I suppose that I thought that the incomplete May dumps, eg, no pages-articles dump or enwikt should have been a red flag.

Next time there is such a failure, should just put in a task? Is there something else I should do?

A task assigned to me is great; it may be something I know about, in which case I can explain it (as in this case), or it may be something I missed (hopefully not!) and need to investigate. Thanks! If you don't see a response on a ticket after about a week, feel free to hunt me down in irc and leave me a message there (user name "apergos").

re multistream, no, don't think it was part of the original ticket, just strange that these now get generated almost a week after the initial files, that's why it looked "broken" to me.

ok, looks like the full wiktionary dump has successfully completed now. do you expect future dumps will also have this 10 day window from start to finish? seems rather long.

Just a few more bid wikis to go before we can declare victory, at least in the battle, if not the war.

This schedule for running the dumps makes them a little (about a week for enwikt) more stale than they used by the time they are finished. Are there capacity/efficiency/reliability gains that offset the staleness?

This schedule for running the dumps makes them a little (about a week for enwikt) more stale than they used by the time they are finished. Are there capacity/efficiency/reliability gains that offset the staleness?

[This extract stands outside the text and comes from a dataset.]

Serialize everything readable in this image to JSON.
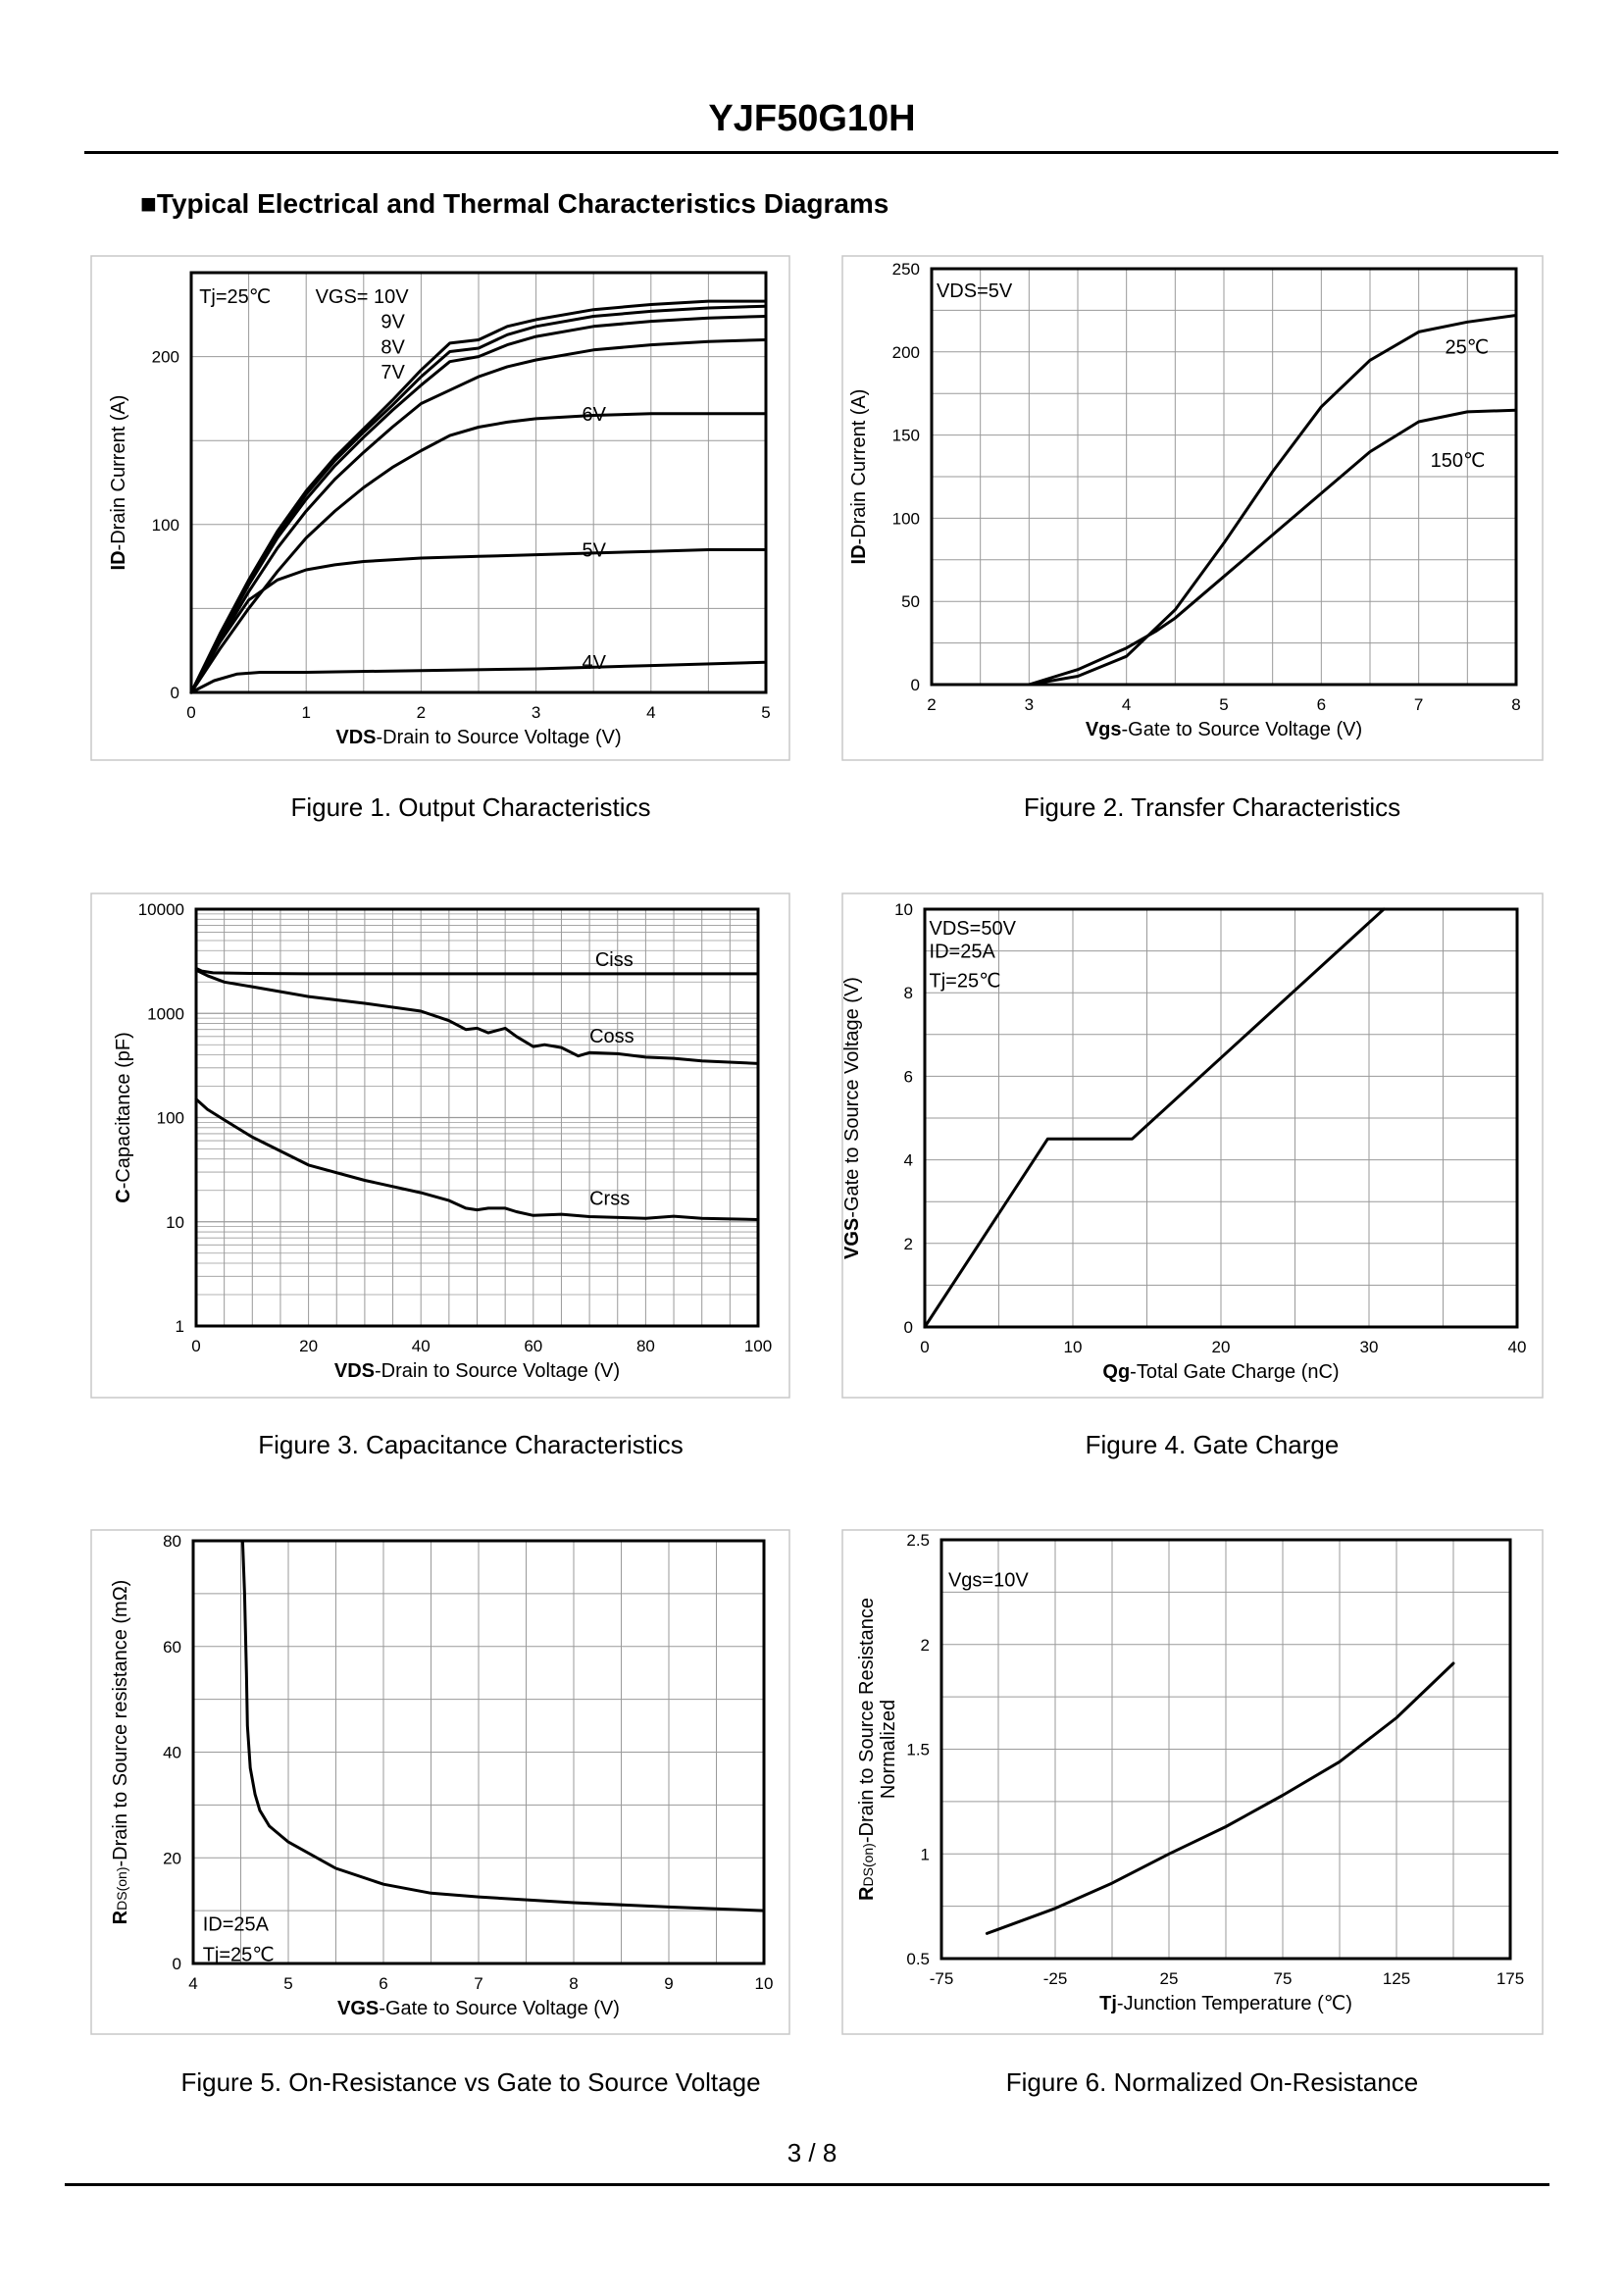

Not to disregard the value of your question, but - with all due respect - it again shows why this task should be kept on topic. That topic is (as already pointed out above by @jberkel) the problem described in the task description: That two particular scripts on one server (snapshot1004) were running slow due to a memory leak. I don't see a reason to doubt @ArielGlenn's statement that this memory leak has been fixed, so I'm going to close this now.

The question you are asking was discussed in T89273: Produce stub dumps for all wikis as soon as a new month starts, then generate all other dumps on second round-robin cycle. Feel free to weigh in there, and open new tasks for other issues such as missing dumps for a particular project.